RAG is augmenting the llm generation with external data. How the external data is retrieved is irrelevant. A search is not necessary.

Of course you can do a search on the related tables with regard to the question to narrow down the table list to help the llm to come up with the correct answer.

simonw · on May 22, 2024

That's exactly what it is, and it's useful because when it works it means you can ask a question and get an answer to your question, rather then having to read the documents and then answer that question yourself.

lukev · on May 22, 2024

It also lets a language model answer questions while citing a source, something it fundamentally cannot do on its own.

Everyone talks about "reducing hallucinations" but from a system perspective, everything a LLM emits is equally hallucinated.

Putting the relevant data in context gets around this and provides actual provenance of information, something that is absolutely required for real "knowledge" and which we often take for granted in practice.

Of course, the ability to do so is entirely reliant on the retrieval's search quality. Tradeoffs abound. But with enough clever tricks it does seem possible to take advantage of both the LLMs broad but unsubstantiated content, and specific fact claims.

esafak · on May 22, 2024

You just described RAG: augmenting an LLM with external memory. Perhaps the part you are skipping is that the LLM synthesizes the retrieved information with its own knowledge into one coherent whole.

It's abstractive- (new) versus extractive (old) summarization.

What makes it useful is that it does the work of synthesizing the information.
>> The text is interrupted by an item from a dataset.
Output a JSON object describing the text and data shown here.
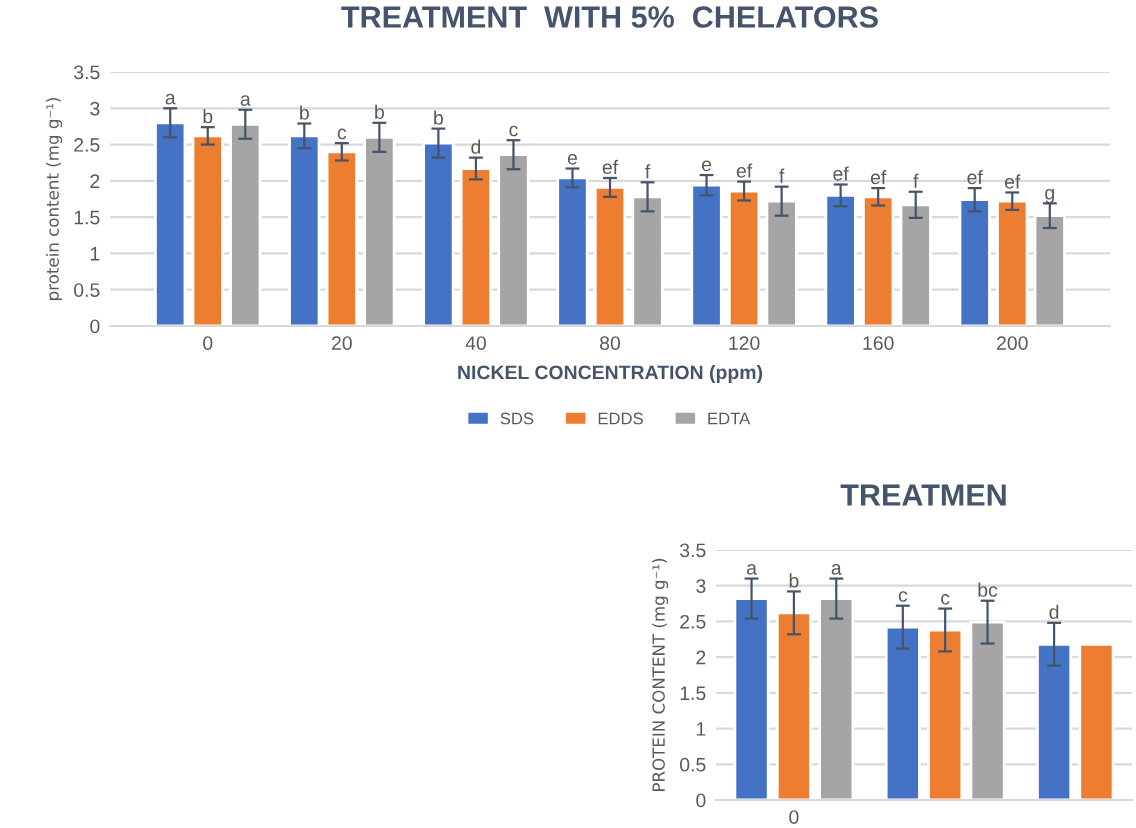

Imagine you ask a question that involves bits and pieces of numerous articles. In the past you had to read them all and mentally synthesize them.

thefourthchime · on May 22, 2024

I've used something like RAG for finding solutions to questions in slack. I take the question, break it into searchable terms, search slack and get a haystack of results. Then I use a LLM to figure out if the results are relivent, finally at the end i take the top 10 results and summarize them and link back to the slack discussion.
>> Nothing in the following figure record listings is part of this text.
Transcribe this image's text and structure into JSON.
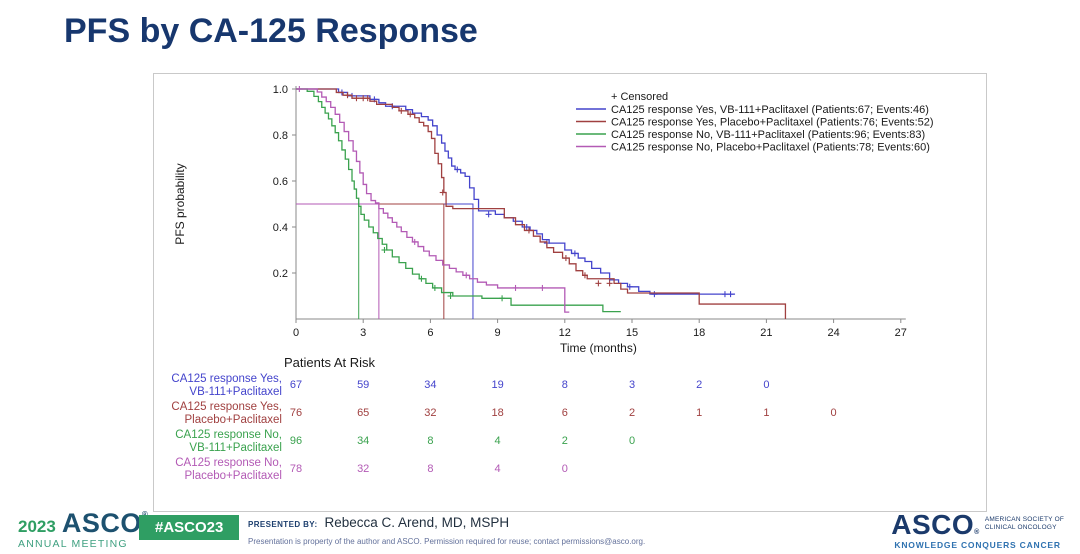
{
  "title": "PFS by CA-125 Response",
  "title_color": "#17376e",
  "chart_data": {
    "type": "line",
    "subtype": "kaplan-meier-step",
    "xlabel": "Time (months)",
    "ylabel": "PFS probability",
    "xlim": [
      0,
      27
    ],
    "ylim": [
      0,
      1.0
    ],
    "x_ticks": [
      0,
      3,
      6,
      9,
      12,
      15,
      18,
      21,
      24,
      27
    ],
    "y_ticks": [
      0.2,
      0.4,
      0.6,
      0.8,
      1.0
    ],
    "grid": false,
    "legend_position": "top-right-inside",
    "censored_label": "+ Censored",
    "median_draw_order": [
      0,
      2,
      1,
      3
    ],
    "series": [
      {
        "name": "CA125 response Yes, VB-111+Paclitaxel (Patients:67; Events:46)",
        "color": "#4444cc",
        "median_months": 7.9,
        "points": [
          [
            0,
            1.0
          ],
          [
            1.9,
            0.985
          ],
          [
            2.3,
            0.97
          ],
          [
            3.3,
            0.955
          ],
          [
            3.7,
            0.94
          ],
          [
            4.0,
            0.925
          ],
          [
            4.9,
            0.91
          ],
          [
            5.2,
            0.895
          ],
          [
            5.6,
            0.88
          ],
          [
            5.9,
            0.865
          ],
          [
            6.1,
            0.84
          ],
          [
            6.3,
            0.8
          ],
          [
            6.5,
            0.765
          ],
          [
            6.65,
            0.73
          ],
          [
            6.8,
            0.7
          ],
          [
            6.95,
            0.665
          ],
          [
            7.1,
            0.65
          ],
          [
            7.35,
            0.635
          ],
          [
            7.55,
            0.62
          ],
          [
            7.75,
            0.57
          ],
          [
            7.95,
            0.52
          ],
          [
            8.15,
            0.47
          ],
          [
            8.9,
            0.455
          ],
          [
            9.3,
            0.44
          ],
          [
            9.7,
            0.425
          ],
          [
            10.1,
            0.4
          ],
          [
            10.45,
            0.385
          ],
          [
            10.75,
            0.37
          ],
          [
            11.0,
            0.345
          ],
          [
            11.3,
            0.33
          ],
          [
            12.0,
            0.3
          ],
          [
            12.3,
            0.285
          ],
          [
            12.6,
            0.265
          ],
          [
            12.9,
            0.25
          ],
          [
            13.2,
            0.22
          ],
          [
            13.6,
            0.2
          ],
          [
            14.0,
            0.17
          ],
          [
            14.4,
            0.155
          ],
          [
            14.8,
            0.14
          ],
          [
            15.3,
            0.12
          ],
          [
            15.8,
            0.108
          ],
          [
            19.6,
            0.108
          ]
        ],
        "censor_marks": [
          [
            2.05,
            0.985
          ],
          [
            2.5,
            0.97
          ],
          [
            3.5,
            0.955
          ],
          [
            4.3,
            0.925
          ],
          [
            7.2,
            0.65
          ],
          [
            8.6,
            0.455
          ],
          [
            10.3,
            0.4
          ],
          [
            11.2,
            0.33
          ],
          [
            12.45,
            0.285
          ],
          [
            14.9,
            0.14
          ],
          [
            16.0,
            0.108
          ],
          [
            19.15,
            0.108
          ],
          [
            19.4,
            0.108
          ]
        ]
      },
      {
        "name": "CA125 response Yes, Placebo+Paclitaxel (Patients:76; Events:52)",
        "color": "#a04040",
        "median_months": 6.6,
        "points": [
          [
            0,
            1.0
          ],
          [
            1.8,
            0.985
          ],
          [
            2.1,
            0.973
          ],
          [
            2.5,
            0.96
          ],
          [
            3.3,
            0.947
          ],
          [
            3.6,
            0.933
          ],
          [
            4.3,
            0.92
          ],
          [
            4.6,
            0.905
          ],
          [
            5.0,
            0.89
          ],
          [
            5.3,
            0.875
          ],
          [
            5.5,
            0.855
          ],
          [
            5.7,
            0.84
          ],
          [
            5.9,
            0.815
          ],
          [
            6.05,
            0.785
          ],
          [
            6.2,
            0.72
          ],
          [
            6.35,
            0.675
          ],
          [
            6.5,
            0.615
          ],
          [
            6.6,
            0.55
          ],
          [
            6.7,
            0.49
          ],
          [
            7.0,
            0.48
          ],
          [
            9.3,
            0.44
          ],
          [
            9.8,
            0.41
          ],
          [
            10.2,
            0.385
          ],
          [
            10.6,
            0.36
          ],
          [
            10.9,
            0.335
          ],
          [
            11.2,
            0.31
          ],
          [
            11.5,
            0.29
          ],
          [
            11.9,
            0.265
          ],
          [
            12.2,
            0.24
          ],
          [
            12.5,
            0.21
          ],
          [
            12.8,
            0.19
          ],
          [
            13.0,
            0.175
          ],
          [
            14.2,
            0.155
          ],
          [
            14.5,
            0.13
          ],
          [
            14.8,
            0.113
          ],
          [
            18.0,
            0.065
          ],
          [
            21.85,
            0.065
          ],
          [
            21.85,
            0.0
          ]
        ],
        "censor_marks": [
          [
            2.3,
            0.973
          ],
          [
            2.7,
            0.96
          ],
          [
            3.0,
            0.96
          ],
          [
            3.2,
            0.96
          ],
          [
            4.7,
            0.905
          ],
          [
            5.1,
            0.89
          ],
          [
            6.55,
            0.55
          ],
          [
            10.4,
            0.385
          ],
          [
            12.05,
            0.265
          ],
          [
            12.9,
            0.19
          ],
          [
            13.5,
            0.155
          ],
          [
            14.0,
            0.155
          ]
        ]
      },
      {
        "name": "CA125 response No, VB-111+Paclitaxel (Patients:96; Events:83)",
        "color": "#3aa24e",
        "median_months": 2.8,
        "points": [
          [
            0,
            1.0
          ],
          [
            0.5,
            0.99
          ],
          [
            0.8,
            0.968
          ],
          [
            1.0,
            0.945
          ],
          [
            1.15,
            0.92
          ],
          [
            1.3,
            0.895
          ],
          [
            1.45,
            0.87
          ],
          [
            1.6,
            0.84
          ],
          [
            1.75,
            0.81
          ],
          [
            1.9,
            0.775
          ],
          [
            2.05,
            0.735
          ],
          [
            2.2,
            0.695
          ],
          [
            2.35,
            0.65
          ],
          [
            2.5,
            0.6
          ],
          [
            2.6,
            0.565
          ],
          [
            2.7,
            0.525
          ],
          [
            2.8,
            0.49
          ],
          [
            2.9,
            0.455
          ],
          [
            3.05,
            0.43
          ],
          [
            3.25,
            0.4
          ],
          [
            3.45,
            0.375
          ],
          [
            3.65,
            0.35
          ],
          [
            3.85,
            0.325
          ],
          [
            4.05,
            0.3
          ],
          [
            4.3,
            0.27
          ],
          [
            4.6,
            0.245
          ],
          [
            4.9,
            0.22
          ],
          [
            5.2,
            0.195
          ],
          [
            5.5,
            0.175
          ],
          [
            5.8,
            0.155
          ],
          [
            6.1,
            0.135
          ],
          [
            6.5,
            0.115
          ],
          [
            7.0,
            0.1
          ],
          [
            8.3,
            0.09
          ],
          [
            9.6,
            0.06
          ],
          [
            13.6,
            0.06
          ],
          [
            13.7,
            0.032
          ],
          [
            14.5,
            0.032
          ]
        ],
        "censor_marks": [
          [
            3.95,
            0.3
          ],
          [
            5.6,
            0.175
          ],
          [
            6.2,
            0.135
          ],
          [
            6.9,
            0.1
          ],
          [
            9.2,
            0.09
          ]
        ]
      },
      {
        "name": "CA125 response No, Placebo+Paclitaxel (Patients:78; Events:60)",
        "color": "#b35ab5",
        "median_months": 3.7,
        "points": [
          [
            0,
            1.0
          ],
          [
            0.95,
            0.987
          ],
          [
            1.15,
            0.965
          ],
          [
            1.35,
            0.945
          ],
          [
            1.55,
            0.92
          ],
          [
            1.75,
            0.89
          ],
          [
            1.95,
            0.855
          ],
          [
            2.15,
            0.815
          ],
          [
            2.35,
            0.775
          ],
          [
            2.55,
            0.73
          ],
          [
            2.7,
            0.685
          ],
          [
            2.85,
            0.635
          ],
          [
            3.0,
            0.585
          ],
          [
            3.15,
            0.545
          ],
          [
            3.35,
            0.515
          ],
          [
            3.55,
            0.505
          ],
          [
            3.7,
            0.48
          ],
          [
            3.9,
            0.46
          ],
          [
            4.1,
            0.44
          ],
          [
            4.3,
            0.42
          ],
          [
            4.5,
            0.4
          ],
          [
            4.7,
            0.38
          ],
          [
            4.95,
            0.355
          ],
          [
            5.2,
            0.335
          ],
          [
            5.45,
            0.315
          ],
          [
            5.7,
            0.295
          ],
          [
            5.95,
            0.275
          ],
          [
            6.25,
            0.255
          ],
          [
            6.55,
            0.235
          ],
          [
            6.85,
            0.22
          ],
          [
            7.15,
            0.205
          ],
          [
            7.45,
            0.19
          ],
          [
            7.75,
            0.175
          ],
          [
            8.1,
            0.16
          ],
          [
            8.5,
            0.148
          ],
          [
            9.0,
            0.135
          ],
          [
            12.0,
            0.03
          ],
          [
            12.2,
            0.03
          ]
        ],
        "censor_marks": [
          [
            0.15,
            1.0
          ],
          [
            5.3,
            0.335
          ],
          [
            7.6,
            0.19
          ],
          [
            9.8,
            0.135
          ],
          [
            11.0,
            0.135
          ]
        ]
      }
    ],
    "at_risk": {
      "title": "Patients At Risk",
      "times": [
        0,
        3,
        6,
        9,
        12,
        15,
        18,
        21,
        24
      ],
      "rows": [
        {
          "label_lines": [
            "CA125 response Yes,",
            "VB-111+Paclitaxel"
          ],
          "color": "#4444cc",
          "counts": [
            67,
            59,
            34,
            19,
            8,
            3,
            2,
            0
          ]
        },
        {
          "label_lines": [
            "CA125 response Yes,",
            "Placebo+Paclitaxel"
          ],
          "color": "#a04040",
          "counts": [
            76,
            65,
            32,
            18,
            6,
            2,
            1,
            1,
            0
          ]
        },
        {
          "label_lines": [
            "CA125 response No,",
            "VB-111+Paclitaxel"
          ],
          "color": "#3aa24e",
          "counts": [
            96,
            34,
            8,
            4,
            2,
            0
          ]
        },
        {
          "label_lines": [
            "CA125 response No,",
            "Placebo+Paclitaxel"
          ],
          "color": "#b35ab5",
          "counts": [
            78,
            32,
            8,
            4,
            0
          ]
        }
      ]
    }
  },
  "footer": {
    "year": "2023",
    "logo_word": "ASCO",
    "logo_sub": "ANNUAL MEETING",
    "hashtag": "#ASCO23",
    "badge_color": "#2f9e63",
    "presented_by_label": "PRESENTED BY:",
    "presenter": "Rebecca C. Arend, MD, MSPH",
    "disclaimer": "Presentation is property of the author and ASCO. Permission required for reuse; contact permissions@asco.org.",
    "right_logo_word": "ASCO",
    "right_logo_lines": [
      "AMERICAN SOCIETY OF",
      "CLINICAL ONCOLOGY"
    ],
    "right_tagline": "KNOWLEDGE CONQUERS CANCER"
  }
}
dragonwriter · on May 22, 2024

The intent is usually not to simply regurgitate the results, but to augment the prompt with them to enable a better, focussed answer to the user question than either search or an LLM alone would provide.

ingvar77 · on May 25, 2024

The buzz is because it is really one of a most widely used new AI things, easily applicable to millions of businesses. Everyone has some large storage of unstructured data they want to search through and ask questions about - legal docs, candidates, books, articles.. At the same time it’s relatively straightforward to implement so it’s already tens or hundreds of startups / products pushing RAG agenda (all these “it seems easy but it’s not!”). Hopefully soon it will be added as a built in LLM feature - ability to upload own data for LLM to use. It also made many more developers aware of embeddings and vector search, which is great.

oriel · on May 24, 2024

I'm still building my understanding in this space, but so far I've seen its value when using chains and graphs of agents.

The overall system suggests degrees of freedom in search that might not have been available. This is by having a knowledge store in a format (vectors) primed for search, then having it be accessible in full or in partitions, by agents, working on one or more concurrent flows around a query.

I also see value in having a full circuit of native-format components that can be pieced together to make higher order constructs. Agents is just the most recent one to emerge and i can easily see a mixture of fine tuned experts alongside stores of relevant material.

/2c

jxnlco · on May 22, 2024

nothing, all i really say is 'add monitoring, do topic clustering' which is how i did 'search' and 'recommendation' systems

1) are there filters we need to build 2) do we have inventory

nutanc · on May 23, 2024

It's useful because you get to increase your startup valuation if you use "RAG".

rldjbpin · on May 23, 2024

to me it feels like people are waking up to the fact that with current access to sw/hw, you can now make your own search engine and answering tool based on the data you own.